Remember, love is a VERB - it's something you do. Applying these therapy tools over the long term will be challenging but it can also be extremely rewarding.
MY APPROACH TO COUPLES THERAPY:
WHAT I DO:
• I work hard to be caring and compassionate to BOTH of you.
• I help you improve the way you respond to your partner in a way that doesn't offend and also doesn't violate your values or convictions. See "Turning Fights to Intimacy" in Couples Anger Management for a description of how I do this.
• I actively try to help your relationship and the provide resources that you need to solve your problems. This goes beyond just clarifying your problems.
• I am active in structuring our sessions together.
• I offer reasonable and helpful perspectives to help you understand the sources of your problems.
• I challenge each of you about your contributions to the problems and about your capacity to make individual changes to resolve the problems.
• I offer specific strategies for changing your relationship and coach you on how to use them.
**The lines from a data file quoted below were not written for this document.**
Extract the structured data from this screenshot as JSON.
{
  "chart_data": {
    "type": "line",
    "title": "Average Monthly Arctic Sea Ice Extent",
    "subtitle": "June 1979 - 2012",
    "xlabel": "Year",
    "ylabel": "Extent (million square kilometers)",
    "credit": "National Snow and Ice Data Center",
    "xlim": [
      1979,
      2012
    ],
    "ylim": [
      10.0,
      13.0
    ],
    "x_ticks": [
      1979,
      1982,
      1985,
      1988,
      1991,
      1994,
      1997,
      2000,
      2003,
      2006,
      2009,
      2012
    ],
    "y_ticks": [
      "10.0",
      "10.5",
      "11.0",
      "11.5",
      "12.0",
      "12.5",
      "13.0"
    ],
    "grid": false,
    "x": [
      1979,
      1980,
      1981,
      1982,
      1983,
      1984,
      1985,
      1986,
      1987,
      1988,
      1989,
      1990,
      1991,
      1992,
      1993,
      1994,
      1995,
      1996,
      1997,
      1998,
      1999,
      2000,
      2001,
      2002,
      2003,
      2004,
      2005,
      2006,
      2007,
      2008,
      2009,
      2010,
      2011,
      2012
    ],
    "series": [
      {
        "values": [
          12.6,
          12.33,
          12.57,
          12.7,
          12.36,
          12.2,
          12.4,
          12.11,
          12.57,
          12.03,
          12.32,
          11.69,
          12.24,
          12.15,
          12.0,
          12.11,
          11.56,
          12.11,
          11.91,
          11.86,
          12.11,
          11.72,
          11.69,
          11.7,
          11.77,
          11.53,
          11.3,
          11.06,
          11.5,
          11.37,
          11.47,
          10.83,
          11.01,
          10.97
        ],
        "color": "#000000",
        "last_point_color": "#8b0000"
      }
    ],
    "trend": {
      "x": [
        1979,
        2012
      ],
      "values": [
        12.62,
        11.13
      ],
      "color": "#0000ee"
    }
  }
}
• I am alert to individual matters such as depression, alcoholism, and medical illness that might be influencing your marital problems.
WHAT I DO NOT DO:
• I do not take sides.
• I do not permit you and your spouse to interrupt each other, talk over each other, or speak for the other person.
• I do not let you and your spouse engage in repeated angry exchanges during the session.
• I don't stay stuck in the past. Although I may explore how your family-of-origin backgrounds influence your problems, focusing too much on the past makes you an expert about why you're having problems, not what to do to improve things. To reach a better future, we'll stay goal-oriented with an emphasis on the future.
• I don't tell you when a marriage is over. If a therapist declares your marriage dead, find a different therapist.
• I don't constantly say: "Tell me how you feel about that?". That common therapist mantra may prompt lively discussions, but simply sharing polarized feelings rarely resolves problems. Good therapists teach couples how to negotiate their often diametrically opposed perspectives on life.
WHAT I NEED FROM YOU:
• I need you to spend time focused on each other. This can be difficult with work and family demands; however, you only improve when you take time to practice your new skills together.
• I need you to focus more on "self-confrontation" than "other-confrontation". More change happens when you work on yourself than your partner. If BOTH of you work on your part of the equation, change in the relationship takes off.
• I need you to learn to listen even when you disagree with your partner. This will help you (and me) understand the deeper issue and respond in a better way.
(these tools and more are available to current clients under the tools tab):
Some of the specific tools which I offer to couples include:
• Communication (sending/speaking and receiving/listening)
• Anger management
• Relaxation skills
• Using "I" statements
• Ventilation sessions
• Fair fighting techniques
• Family-of-origin mapping
• Love languages
• Love lists
• Caring days
• Sensate exercises
• Parenting guidance
• Strengths inventory
• Affirmation skill building
• Building a shared relationship vision
STRUCTURE BUT NOT A COOKIE CUTTER
There is no simple formula to making a marriage succeed. Each marriage is an once-in-a-lifetime experiment in learning to be flexible and committing to respect another human being's needs as well as speaking up for your own. I will work hard to understand your unique situation and find solutions that fit you.